Sunday, June 10, 2012

Euro 2012: Italian Films

Entry #12 of the Euro 2012 Book & Film Spotlight looks at the two Italian films.

The Salt of Life (2011, Gianni Di Gregorio)

Gianni is back!

In The Salt of Life, writer/director Gianni Di Gregorio reprises his Gianni character from the charming 2008 film Mid-August Lunch. When we first met Gianni, we saw him cooking delicious meals for his demanding mother and her friends. Almost 3 years on, Gianni is still doing those things but we also get to peek inside his head and discover his fantasies and desires. And his inner thoughts confirm that age is a state of mind. Even though his physical body is racking up the years, Gianni is a romantic at heart and still fantasies about the simple things in life, a glass of wine, a pleasant conversation with a charming woman, a good meal and getting a kiss from a blond or two.

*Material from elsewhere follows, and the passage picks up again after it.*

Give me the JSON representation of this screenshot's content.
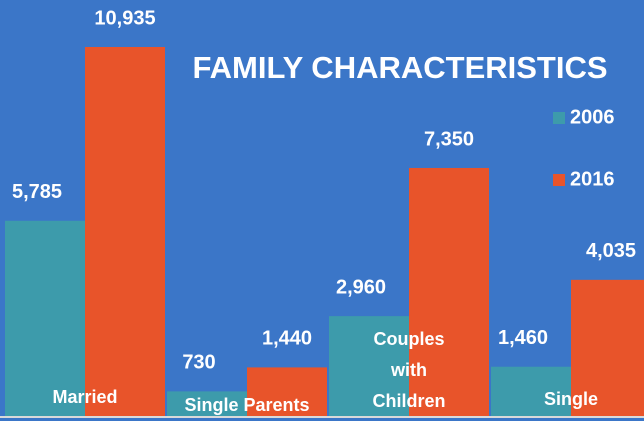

Since he spends all his time cooking for women, it is not a surprize to discover that one of his dreams is to be served a home cooked meal by a woman.
The Salt of Life is an enjoyable film that makes one long to sit in an Italian cafe with a glass of wine and just admire the beauty that nature has to offer.

Terraferma (2011, Emanuele Crialese)

Emanuele Crialese uses the Sicilian island of Linosa to depict a relevant economic issue and also a coming of age story. As per the film, the island’s once thriving fishing practice is almost on the verge of extinction and that threatens to erase the livelihood of the island’s few remaining fishermen. That is not to say that the island is forgotten. Tourists still flock to the beaches thereby providing a major source of revenue while immigrants also swim to the shores from far off places in order to grab a foothold into Europe. The appearance of the illegal immigrants is a bother to the law officials and some businessmen who feel their presence will generate negative publicity and drive away the tourists. Caught in the crossroads is young Filippo (Filippo Pucillo) who is torn in between supporting his grandfather Ernesto (Mimmo Cuticchio) and his mother/uncle. Ernesto, a veteran fisherman, believes in following the “law of the sea” which requires that no one should be left to drown in the ocean and instead brought on board a boat. However, the police want the immigrants left in the water and not brought on the fishermen’s boats. Ernesto’s ways land him in trouble with the authorities while complicating matters for Filippo and his mother. Filippo’s mother and uncle want to earn revenue from tourism and they feel Ernesto’s stubborn holding onto the past will threaten future prospects.